The fair value of the modified 2020 performance options, 2019 performance option, performance RSUs and LERSUs were remeasured using the fair value of our common stock, as approved by the Pricing Committee of our board of directors, which was $25.50 per share, the midpoint of the price range set forth on the cover page of the preliminary prospectus filed with the SEC on June 21, 2021 as part of our registration statement on Form S-1/A (File no. 333-256803).
2021 Equity Incentive Plan
In June 2021, our board of directors adopted our 2021 Equity Incentive Plan, or our 2021 Plan. All equity-based awards going forward will be granted under the 2021 Plan. An aggregate of 18,946,871 shares of our common stock are reserved for issuance under our 2021 Plan, as well as any future automatic annual increases in the number of shares of common stock reserved for issuance under our 2021 Plan.

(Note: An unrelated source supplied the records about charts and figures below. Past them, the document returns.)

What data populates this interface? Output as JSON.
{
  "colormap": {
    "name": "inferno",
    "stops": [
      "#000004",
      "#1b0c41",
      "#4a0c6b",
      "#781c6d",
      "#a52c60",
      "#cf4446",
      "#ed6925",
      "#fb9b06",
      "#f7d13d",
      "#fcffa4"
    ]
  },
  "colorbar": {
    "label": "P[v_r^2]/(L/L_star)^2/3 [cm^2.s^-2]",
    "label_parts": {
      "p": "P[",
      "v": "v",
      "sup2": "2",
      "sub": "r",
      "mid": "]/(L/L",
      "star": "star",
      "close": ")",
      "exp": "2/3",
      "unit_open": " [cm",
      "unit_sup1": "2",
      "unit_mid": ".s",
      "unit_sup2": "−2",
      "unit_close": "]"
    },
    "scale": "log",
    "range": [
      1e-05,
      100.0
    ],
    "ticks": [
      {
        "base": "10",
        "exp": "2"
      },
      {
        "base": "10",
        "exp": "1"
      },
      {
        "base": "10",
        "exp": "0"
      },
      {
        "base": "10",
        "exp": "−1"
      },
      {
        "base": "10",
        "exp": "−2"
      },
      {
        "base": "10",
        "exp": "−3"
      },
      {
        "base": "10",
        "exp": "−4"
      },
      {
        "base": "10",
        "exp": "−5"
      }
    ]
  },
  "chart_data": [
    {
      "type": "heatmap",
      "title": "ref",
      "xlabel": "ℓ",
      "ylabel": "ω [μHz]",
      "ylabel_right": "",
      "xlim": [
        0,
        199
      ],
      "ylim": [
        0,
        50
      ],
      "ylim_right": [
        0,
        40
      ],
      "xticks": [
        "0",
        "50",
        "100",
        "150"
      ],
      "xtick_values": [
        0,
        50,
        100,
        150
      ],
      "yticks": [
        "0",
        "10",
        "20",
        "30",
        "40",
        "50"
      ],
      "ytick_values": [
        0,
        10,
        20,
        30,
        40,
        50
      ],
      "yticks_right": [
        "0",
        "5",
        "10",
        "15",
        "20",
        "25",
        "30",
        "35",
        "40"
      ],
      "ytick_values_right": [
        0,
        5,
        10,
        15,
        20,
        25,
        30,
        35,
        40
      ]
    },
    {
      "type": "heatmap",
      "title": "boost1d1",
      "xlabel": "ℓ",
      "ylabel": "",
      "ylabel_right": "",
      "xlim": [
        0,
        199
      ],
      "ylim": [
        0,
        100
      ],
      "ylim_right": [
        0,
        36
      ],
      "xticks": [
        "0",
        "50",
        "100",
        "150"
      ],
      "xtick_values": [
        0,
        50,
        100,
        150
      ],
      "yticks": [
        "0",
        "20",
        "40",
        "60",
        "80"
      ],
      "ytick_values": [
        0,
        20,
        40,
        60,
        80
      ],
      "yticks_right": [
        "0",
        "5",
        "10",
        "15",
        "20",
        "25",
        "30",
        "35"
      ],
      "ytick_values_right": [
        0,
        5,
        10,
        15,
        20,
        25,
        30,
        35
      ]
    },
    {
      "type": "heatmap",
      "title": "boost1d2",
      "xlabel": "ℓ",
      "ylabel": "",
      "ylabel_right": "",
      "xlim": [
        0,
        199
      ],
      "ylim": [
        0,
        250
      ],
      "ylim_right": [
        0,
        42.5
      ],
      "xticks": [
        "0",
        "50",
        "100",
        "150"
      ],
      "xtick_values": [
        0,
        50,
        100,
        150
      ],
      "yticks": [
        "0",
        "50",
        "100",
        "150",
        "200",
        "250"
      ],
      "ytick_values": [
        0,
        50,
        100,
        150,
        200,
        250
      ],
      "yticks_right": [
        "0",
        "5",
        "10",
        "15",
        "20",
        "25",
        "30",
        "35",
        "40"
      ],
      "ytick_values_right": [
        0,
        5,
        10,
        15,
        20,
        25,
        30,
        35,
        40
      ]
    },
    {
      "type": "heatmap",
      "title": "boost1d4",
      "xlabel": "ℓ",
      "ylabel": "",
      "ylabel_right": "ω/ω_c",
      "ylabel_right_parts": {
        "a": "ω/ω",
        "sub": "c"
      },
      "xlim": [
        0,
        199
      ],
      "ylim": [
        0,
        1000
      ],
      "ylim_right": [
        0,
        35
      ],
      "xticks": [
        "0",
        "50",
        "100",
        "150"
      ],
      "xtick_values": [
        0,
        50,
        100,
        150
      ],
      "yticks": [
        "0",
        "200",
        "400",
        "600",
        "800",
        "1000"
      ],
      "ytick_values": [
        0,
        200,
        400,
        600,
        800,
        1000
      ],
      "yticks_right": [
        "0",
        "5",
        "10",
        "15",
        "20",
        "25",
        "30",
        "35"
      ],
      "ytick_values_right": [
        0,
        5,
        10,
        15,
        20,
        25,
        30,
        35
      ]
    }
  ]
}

2021 Employee Stock Purchase Plan
In June 2021, our board of directors adopted our 2021 Employee Stock Purchase Plan, or the 2021 ESPP. We authorized the issuance of 3,552,538 shares of common stock under the 2021 ESPP. Our 2021 ESPP is implemented through a series of offerings under which eligible employees are granted rights to purchase shares of our common stock on specified dates during such offerings at a discounted price per share.
Under the 2021 ESPP our employees may purchase common stock through payroll deductions at a price equal to 85% of the lower of the fair market value of the stock at the beginning of the offering period or at the end of each applicable purchase period. The 2021 ESPP generally provides for offering periods of six months in duration with purchase periods ending on either May 15 or November 15. Contributions under the 2021 ESPP are limited to a maximum of 15% of an employee’s eligible compensation. ESPP purchases are settled with common stock from the ESPP’s previously-authorized and available pool of shares. The stock-based compensation expense incurred for the current offering period is immaterial.
Buyback program
In July 2021, we cancelled our buyback program for certain members of senior management for up to 60,405 outstanding RSUs. The RSUs will continue to vest over their remaining service period conditions.